Attacks by Yemen’s Houthi rebels in the Red Sea and Gulf of Aden have disrupted global shipping routes, leading to some of the world’s largest oil carriers loading diesel instead of crude oil. Ship tracking data shows that at least one very large crude carrier is en route to Europe carrying diesel, with five more expected to follow suit, potentially transporting around 14 million barrels of fuel. The disruption caused by the attacks has boosted revenues for smaller tankers carrying clean petroleum products, as they travel longer routes around Africa to avoid the affected regions.
The shift to using larger vessels for transporting clean petroleum products can be seen in the increase in shipping demand measures like ton-miles, indicating the strain on the global fleet. As more fuel is transported by larger vessels, there is a sudden influx of supply that can impact diesel prices. Market analysts suggest that utilizing larger vessels for transporting fuel can reduce transportation costs per barrel by taking advantage of economies of scale.
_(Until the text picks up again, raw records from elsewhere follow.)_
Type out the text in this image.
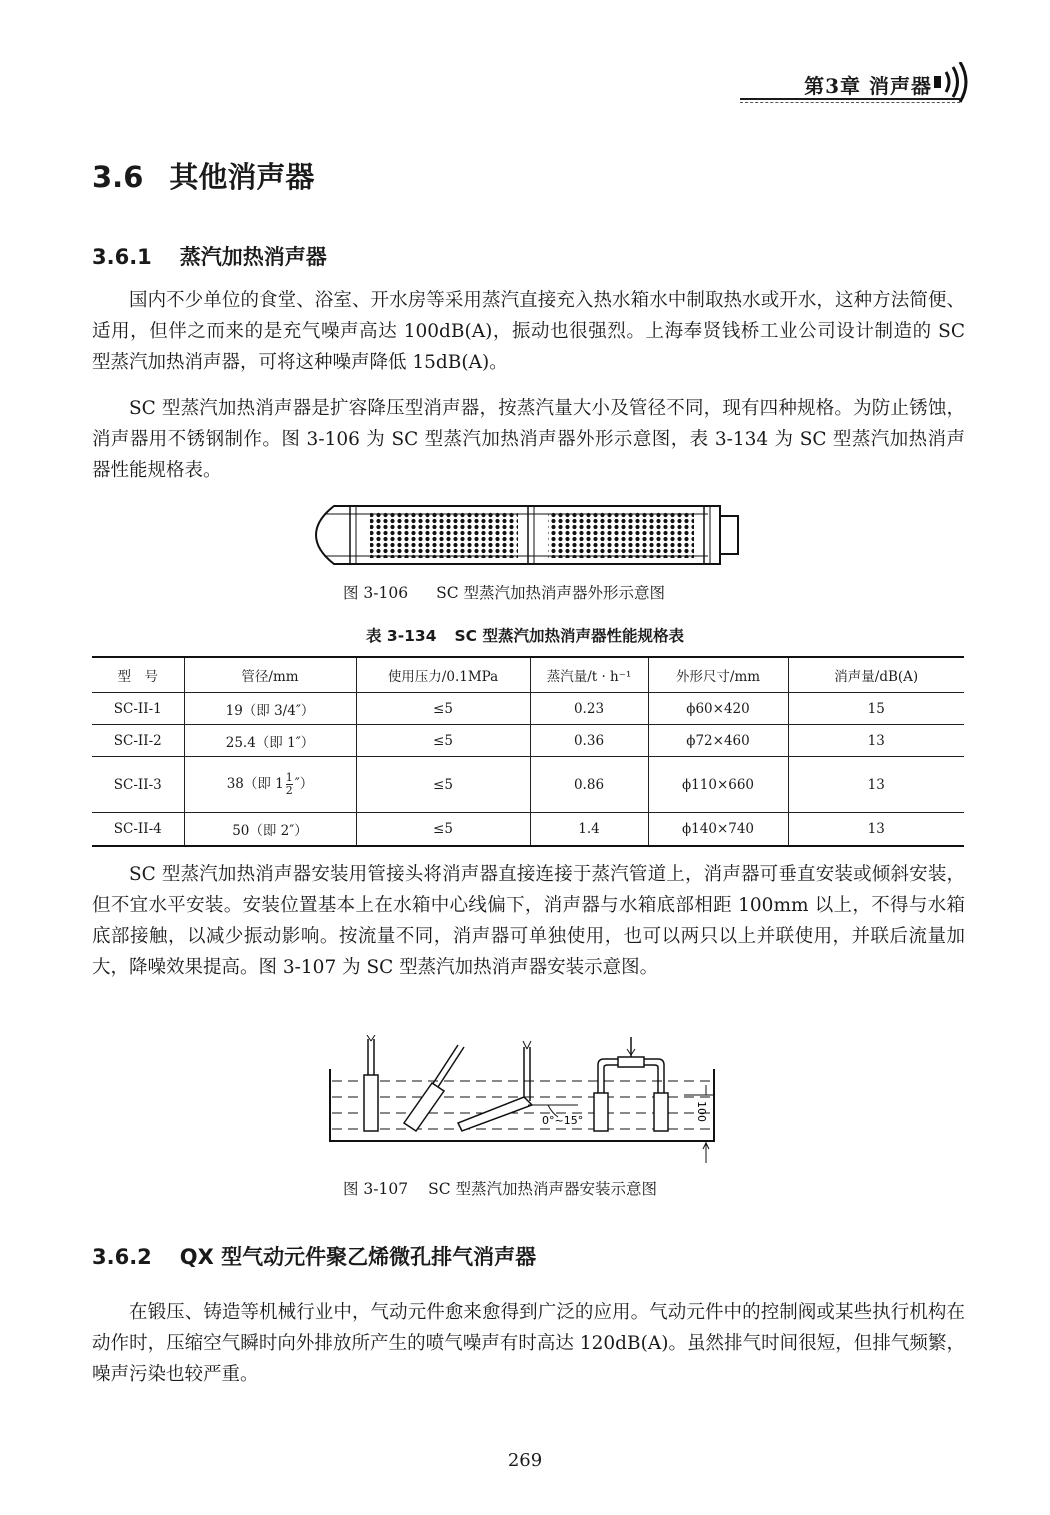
第3章 消声器
3.6 其他消声器
3.6.1 蒸汽加热消声器
国内不少单位的食堂、浴室、开水房等采用蒸汽直接充入热水箱水中制取热水或开水，这种方法简便、适用，但伴之而来的是充气噪声高达 100dB(A)，振动也很强烈。上海奉贤钱桥工业公司设计制造的 SC 型蒸汽加热消声器，可将这种噪声降低 15dB(A)。
SC 型蒸汽加热消声器是扩容降压型消声器，按蒸汽量大小及管径不同，现有四种规格。为防止锈蚀，消声器用不锈钢制作。图 3-106 为 SC 型蒸汽加热消声器外形示意图，表 3-134 为 SC 型蒸汽加热消声器性能规格表。
图 3-106 SC 型蒸汽加热消声器外形示意图
表 3-134 SC 型蒸汽加热消声器性能规格表
型　号	管径/mm	使用压力/0.1MPa	蒸汽量/t · h⁻¹	外形尺寸/mm	消声量/dB(A)
SC-II-1	19（即 3/4″）	≤5	0.23	ϕ60×420	15
SC-II-2	25.4（即 1″）	≤5	0.36	ϕ72×460	13
SC-II-3	38（即 $1 \frac{1}{2}$ ″）	≤5	0.86	ϕ110×660	13
SC-II-4	50（即 2″）	≤5	1.4	ϕ140×740	13
SC 型蒸汽加热消声器安装用管接头将消声器直接连接于蒸汽管道上，消声器可垂直安装或倾斜安装，但不宜水平安装。安装位置基本上在水箱中心线偏下，消声器与水箱底部相距 100mm 以上，不得与水箱底部接触，以减少振动影响。按流量不同，消声器可单独使用，也可以两只以上并联使用，并联后流量加大，降噪效果提高。图 3-107 为 SC 型蒸汽加热消声器安装示意图。
0°~15°	100
图 3-107 SC 型蒸汽加热消声器安装示意图
3.6.2 QX 型气动元件聚乙烯微孔排气消声器
在锻压、铸造等机械行业中，气动元件愈来愈得到广泛的应用。气动元件中的控制阀或某些执行机构在动作时，压缩空气瞬时向外排放所产生的喷气噪声有时高达 120dB(A)。虽然排气时间很短，但排气频繁，噪声污染也较严重。
269
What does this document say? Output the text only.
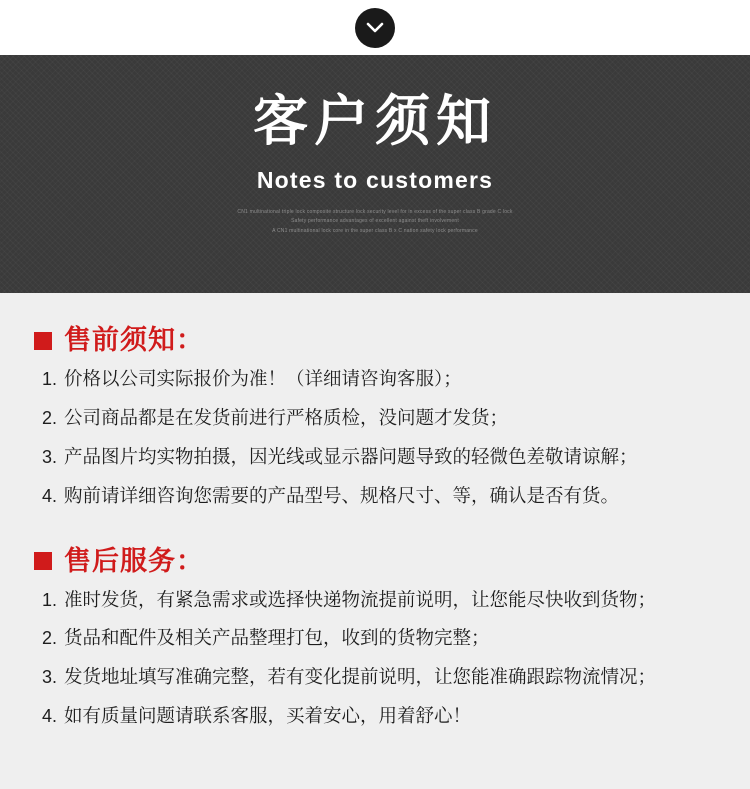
客户须知
Notes to customers
CN1 multinational triple lock composite structure lock security level for in excess of the super class B grade C lock
Safety performance advantages of excellent against theft involvement
A CN1 multinational lock core in the super class B x C nation safety lock performance
售前须知：
1. 价格以公司实际报价为准！（详细请咨询客服）；
2. 公司商品都是在发货前进行严格质检，没问题才发货；
3. 产品图片均实物拍摄，因光线或显示器问题导致的轻微色差敬请谅解；
4. 购前请详细咨询您需要的产品型号、规格尺寸、等，确认是否有货。
售后服务：
1. 准时发货，有紧急需求或选择快递物流提前说明，让您能尽快收到货物；
2. 货品和配件及相关产品整理打包，收到的货物完整；
3. 发货地址填写准确完整，若有变化提前说明，让您能准确跟踪物流情况；
4. 如有质量问题请联系客服，买着安心，用着舒心！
In addition to very large crude carriers, smaller Suezmax tankers are also expected to switch to carrying clean petroleum products in the near future. The situation highlights the impact of the Houthi attacks on global shipping and the adjustments being made by traders and shipowners to navigate the disrupted routes. This shift in shipping patterns is causing changes in the industry, leading to increased volatility, higher rates for clean tankers, and lower profits for larger crude tankers on benchmark trades.